We’ve seen that Fortinet’s SASE solution is a suite of specialised tools, each serving a different security need — like their secure networking service (FortiGate), access control (FortiClient & FortiEMS), and their oversight and control systems (FortiAnalyser and FortiManager). They also provide a platform (FortiCloud) that helps businesses transition to a SASE framework. It’s expected that Fortinet will eventually streamline these various elements into a single, more user-friendly system.

Commercially they can be extremely competitive, especially in the scenario that you already have FortiGate appliances that have the necessary licence or ability to upgrade to the minimum software version, FortiOS 6.2 and above.

Fortinet’s 2023 proposition of Secure Access Service Omni (SASO) caught my attention as a noteworthy alternative to the conventional SASE model.
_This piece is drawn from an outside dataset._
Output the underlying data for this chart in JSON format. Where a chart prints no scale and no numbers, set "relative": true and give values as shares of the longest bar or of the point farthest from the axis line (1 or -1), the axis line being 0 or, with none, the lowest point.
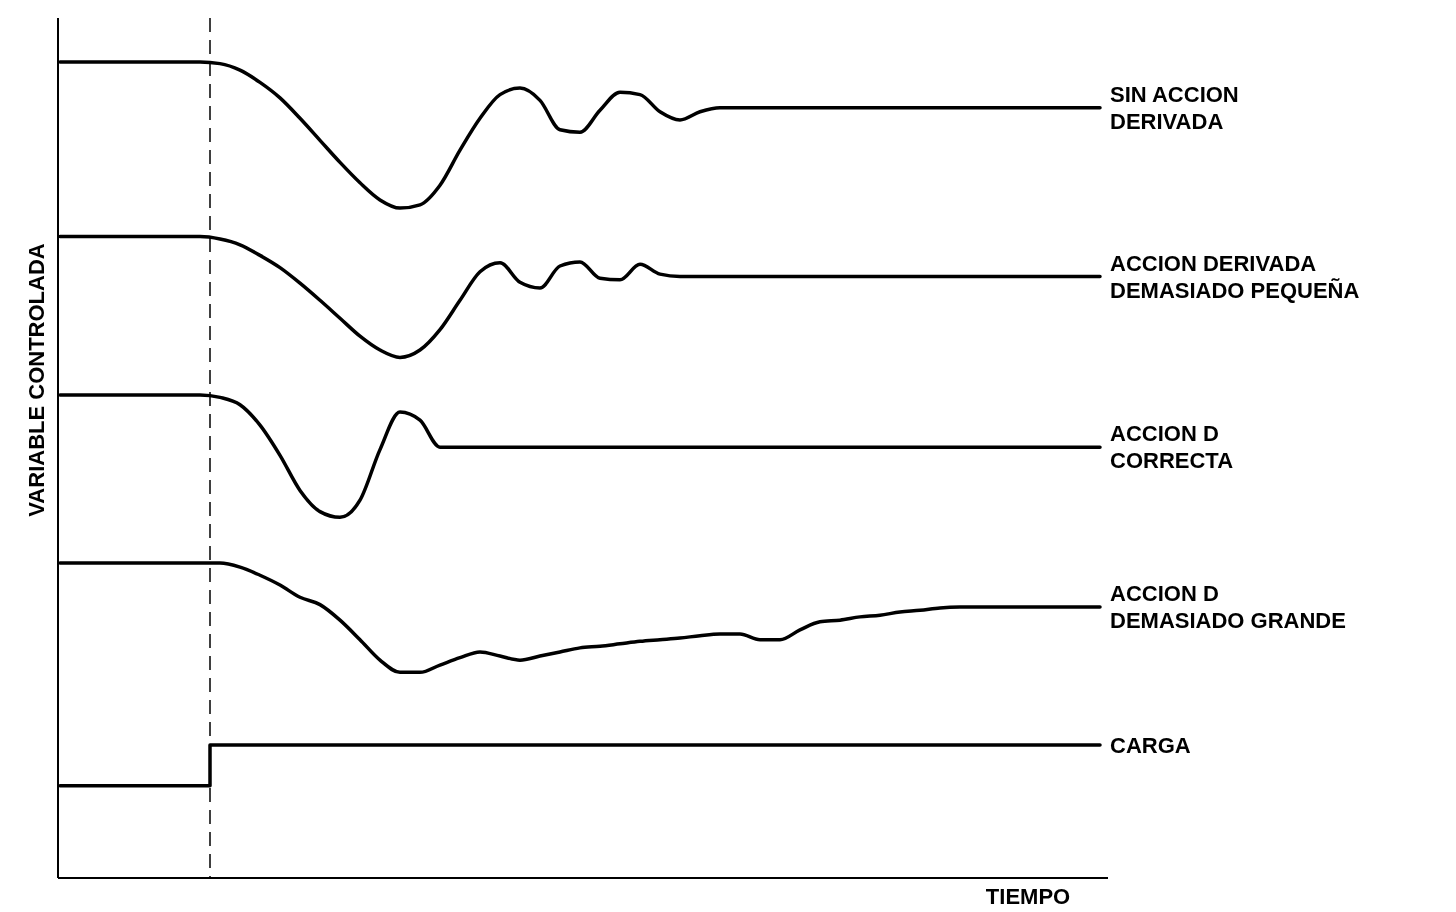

By opting for ‘Omni’ instead of ‘Edge,’ Fortinet acknowledges the shifting dynamics in hybrid network environments, advocating for a more adaptable and cost-effective approach to security and networking.

Fortinet is a solid choice for the more security minded secure SD-WAN or SASE deployment. It’s market leading status from such an experienced innovator means that Fortinet should be considered as the platform of choice, for both existing and new Fortinet deployments.